Use our simple auto loan calculator to figure out how much car you can afford. If you can’t buy a quality used car in cash, I recommend choosing a car that you can purchase with comfortable payments over no more than four years (48 months).

Can you afford this payment? Use our car affordability calculator to find out.

How to use the Car Loan Calculator

Use our auto loan calculator to estimate your monthly car payment based upon the price of the car, your down payment and trade-in allowance, taxes and fees, and the interest rate and term of your auto loan. See how changing one factor (such as your down payment, term or the interest rate of the car loan) will affect your down payment.

The auto loan calculator will also show you the total interest paid if you hold your car loan for the full term.
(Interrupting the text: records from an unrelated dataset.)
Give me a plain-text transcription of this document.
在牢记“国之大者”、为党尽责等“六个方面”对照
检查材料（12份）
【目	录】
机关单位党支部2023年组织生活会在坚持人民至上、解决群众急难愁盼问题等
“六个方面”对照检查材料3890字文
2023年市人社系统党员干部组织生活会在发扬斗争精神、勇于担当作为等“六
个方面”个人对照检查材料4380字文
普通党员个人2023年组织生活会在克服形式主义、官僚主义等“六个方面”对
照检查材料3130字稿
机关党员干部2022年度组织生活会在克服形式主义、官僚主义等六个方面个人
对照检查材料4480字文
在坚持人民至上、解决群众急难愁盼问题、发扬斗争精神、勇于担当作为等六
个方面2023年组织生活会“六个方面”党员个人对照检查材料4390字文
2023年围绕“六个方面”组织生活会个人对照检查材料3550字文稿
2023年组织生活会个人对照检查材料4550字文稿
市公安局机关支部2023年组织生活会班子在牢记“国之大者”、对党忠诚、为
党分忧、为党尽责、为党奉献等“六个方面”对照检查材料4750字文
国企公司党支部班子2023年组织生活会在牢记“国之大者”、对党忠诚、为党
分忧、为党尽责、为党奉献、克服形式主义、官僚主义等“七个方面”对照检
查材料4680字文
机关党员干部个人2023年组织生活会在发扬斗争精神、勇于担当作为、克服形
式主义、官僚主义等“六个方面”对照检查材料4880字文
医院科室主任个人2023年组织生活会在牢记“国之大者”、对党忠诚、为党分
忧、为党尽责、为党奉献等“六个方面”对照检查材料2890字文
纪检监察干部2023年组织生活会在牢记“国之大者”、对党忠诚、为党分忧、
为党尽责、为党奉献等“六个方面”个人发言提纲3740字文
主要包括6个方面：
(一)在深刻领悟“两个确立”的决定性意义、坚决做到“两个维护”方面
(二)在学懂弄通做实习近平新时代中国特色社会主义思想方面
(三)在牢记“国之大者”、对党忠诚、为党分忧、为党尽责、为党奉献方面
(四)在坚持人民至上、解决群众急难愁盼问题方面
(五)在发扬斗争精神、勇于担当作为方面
Don’t overlook this number! Even though you pay the interest over many years, this is real money that gets added to the total purchase price of the car. If you want to save money, look at ways you can reduce the interest you pay: Buy a less expensive car, put more money down, and/or get a shorter loan with larger monthly payments (if you can afford them).

FAQs about auto loans

In general, you should strive to pay somewhere between 10% and 35% of your income on a car. This means that, depending on your income, you may not be able to afford a top of the line new car. However, it’s much better to purchase a cheaper new or used car than to buy a car that you struggle to make the monthly payments for. If you’re a serious car fanatic and have plenty of wiggle room in your budget, you might consider spending up to 50% of your income, but we don’t recommend doing so unless you’re certain you can afford it.
The moment you drive your car off the lot, it will depreciate in value. This means that if you don’t put much money down on your car, it’s immediately worth less money than you owe your lender. Even if you sell your car, you’d still be on the hook for the remaining balance. Because of this, it’s important to put down as much as is comfortable when you’re purchasing a car. A good rule of thumb to aim for is 20%.
The longer the loan term, the more you’ll end up paying in interest over time. While a longer loan term may seem attractive since it comes with lower monthly payments, it’s definitely not a good deal in the long run. You should shoot for a loan term of under four years in order to ensure that you’re not paying more than you have to.